Secondo l’analisi tecnica di Teleborsa, caratterizzata da una sostanziale stabilità del trend, evidenziata dal basso livello di volatilità giornaliera, il primo supporto è indicato a 77,48 euro e il secondo a 77,1 euro, mentre sul fronte rialzista la prima resistenza è fissata a 78,62 euro e la seconda a 79,76 euro.
Brunello Cucinelli
La casa di moda, fondata dall’omonimo imprenditore, è specializzata nella produzione di maglieria pregiata in cachemire e ha sede a Solomeo, in Umbria. Il titolo, quotato alla Borsa di Milano dal 2012, vale circa 87 euro, dopo il tonfo dei giorni scorsi di oltre il 15% su accuse di comportamenti scorretti nelle attività in Russia, avanzate dagli analisti di Morpheus Research. Accuse respinte e smentite dalla società. Il 14 febbraio di quest’anno il titolo aveva toccato il suo massimo annuale (che è anche massimo storico) di 133,4 euro.
Generalmente positivi i giudizi degli analisti. L’ultimo report, emesso da JP Morgan, è dello scorso 15 settembre, che proprio in quella data ha iniziato la copertura sul titolo, con la valutazione “overweight” (sovrappesare in portafoglio) e un target price di 125 euro.

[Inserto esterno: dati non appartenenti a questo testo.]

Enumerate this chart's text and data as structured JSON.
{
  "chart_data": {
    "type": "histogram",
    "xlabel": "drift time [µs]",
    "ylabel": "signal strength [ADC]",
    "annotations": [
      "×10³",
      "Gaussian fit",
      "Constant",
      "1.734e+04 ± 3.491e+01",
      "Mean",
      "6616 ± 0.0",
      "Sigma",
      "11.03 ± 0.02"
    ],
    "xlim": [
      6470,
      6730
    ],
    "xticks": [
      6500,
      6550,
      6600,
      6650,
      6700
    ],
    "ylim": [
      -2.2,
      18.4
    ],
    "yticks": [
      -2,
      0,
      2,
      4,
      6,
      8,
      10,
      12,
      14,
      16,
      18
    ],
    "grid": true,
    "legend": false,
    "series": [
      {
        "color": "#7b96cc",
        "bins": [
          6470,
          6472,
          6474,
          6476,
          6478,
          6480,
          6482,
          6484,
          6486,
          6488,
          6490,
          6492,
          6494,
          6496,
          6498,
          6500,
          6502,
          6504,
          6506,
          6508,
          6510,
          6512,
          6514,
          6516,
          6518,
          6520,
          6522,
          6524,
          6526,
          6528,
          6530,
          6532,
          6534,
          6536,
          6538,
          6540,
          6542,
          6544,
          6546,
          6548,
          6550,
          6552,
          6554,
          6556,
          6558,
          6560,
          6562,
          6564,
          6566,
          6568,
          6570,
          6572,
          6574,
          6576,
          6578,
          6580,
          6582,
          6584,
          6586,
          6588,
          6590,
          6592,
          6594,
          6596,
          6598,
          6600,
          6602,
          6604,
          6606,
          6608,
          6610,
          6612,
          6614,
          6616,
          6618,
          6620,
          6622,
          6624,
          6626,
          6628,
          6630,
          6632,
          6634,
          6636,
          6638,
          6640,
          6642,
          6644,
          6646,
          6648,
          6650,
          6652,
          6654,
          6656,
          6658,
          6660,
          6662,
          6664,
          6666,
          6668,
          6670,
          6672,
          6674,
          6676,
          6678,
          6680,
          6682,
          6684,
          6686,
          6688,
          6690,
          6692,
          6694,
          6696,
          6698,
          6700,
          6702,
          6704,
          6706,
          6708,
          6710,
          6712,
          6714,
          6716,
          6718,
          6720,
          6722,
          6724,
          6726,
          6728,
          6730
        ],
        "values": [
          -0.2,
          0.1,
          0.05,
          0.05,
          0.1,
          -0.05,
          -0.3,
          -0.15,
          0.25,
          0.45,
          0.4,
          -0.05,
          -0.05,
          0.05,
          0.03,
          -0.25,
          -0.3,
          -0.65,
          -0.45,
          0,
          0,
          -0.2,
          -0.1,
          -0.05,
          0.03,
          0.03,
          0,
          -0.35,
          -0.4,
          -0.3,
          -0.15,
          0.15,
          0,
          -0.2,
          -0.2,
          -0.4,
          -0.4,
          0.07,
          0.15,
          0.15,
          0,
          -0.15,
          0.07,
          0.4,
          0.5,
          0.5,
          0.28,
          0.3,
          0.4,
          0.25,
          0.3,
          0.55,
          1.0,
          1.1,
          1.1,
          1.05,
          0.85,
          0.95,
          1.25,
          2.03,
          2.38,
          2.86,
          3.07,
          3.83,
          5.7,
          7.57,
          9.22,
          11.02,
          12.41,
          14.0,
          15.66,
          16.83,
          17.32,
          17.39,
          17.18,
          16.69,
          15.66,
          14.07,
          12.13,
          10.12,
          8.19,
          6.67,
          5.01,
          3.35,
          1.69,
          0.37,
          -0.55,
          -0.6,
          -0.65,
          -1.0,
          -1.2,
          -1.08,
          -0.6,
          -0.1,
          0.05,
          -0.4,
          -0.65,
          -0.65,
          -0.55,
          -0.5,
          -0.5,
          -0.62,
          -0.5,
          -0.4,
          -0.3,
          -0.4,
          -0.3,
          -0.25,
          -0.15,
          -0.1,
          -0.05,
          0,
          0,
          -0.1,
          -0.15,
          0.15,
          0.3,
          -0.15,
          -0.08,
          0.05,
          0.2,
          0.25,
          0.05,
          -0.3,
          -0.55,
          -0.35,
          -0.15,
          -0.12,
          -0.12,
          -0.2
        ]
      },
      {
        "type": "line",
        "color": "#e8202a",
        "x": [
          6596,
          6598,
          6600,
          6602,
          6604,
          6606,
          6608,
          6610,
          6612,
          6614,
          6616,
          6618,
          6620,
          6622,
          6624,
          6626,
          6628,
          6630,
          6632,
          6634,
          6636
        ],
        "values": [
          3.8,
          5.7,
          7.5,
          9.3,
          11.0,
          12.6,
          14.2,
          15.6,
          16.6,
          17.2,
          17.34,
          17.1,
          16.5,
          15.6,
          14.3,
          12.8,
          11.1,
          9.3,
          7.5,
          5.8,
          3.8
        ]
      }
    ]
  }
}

In precedenza, Berenberg aveva confermato la raccomandazione “buy” (comprare) indicando l’identico obiettivo di prezzo.
Ferrari
Collocata da alcuni fra i titoli automobilistici, in realtà la società di Maranello è più correttamente considerata appartenente al comparto del lusso.
Il titolo scambia in area 414 euro, più o meno sui livelli di un anno fa, mentre registra una performance positiva del 2,6% nell’ultimo semestre e del 2,5% nell’ultimo mese. Positive, anche se con qualche cautela, le valutazioni degli analisti. A settembre Bank of America ha confermato il “buy” ma ha ritoccato al ribasso (a 496 euro) il target price, mentre Berenberg e Mediobanca avevano migliorato sia il giudizio (rispettivamente a “buy” e a “outperform”), sia l’obiettivo di prezzo (496 e 484 euro).
Moncler
Società di origine francese, è diventata italiana dopo che è stata acquistata da Remo Ruffini, che l’ha quotata a Piazza Affari. Il titolo vale attualmente 51,7 euro, il 7,7% in più rispetto a un anno fa ma in calo del 14,5% nel confronto con sei mesi fa.
Il 23 settembre scorso Equita Sim ha confermato la raccomandazione “buy” ma ha tagliato il prezzo obiettivo a 60 euro. Più o meno in linea le valutazioni di Citigroup e Barclays (rispettivamente “buy” ed “equalweight”, ma con target price di 58,6 e 55 euro).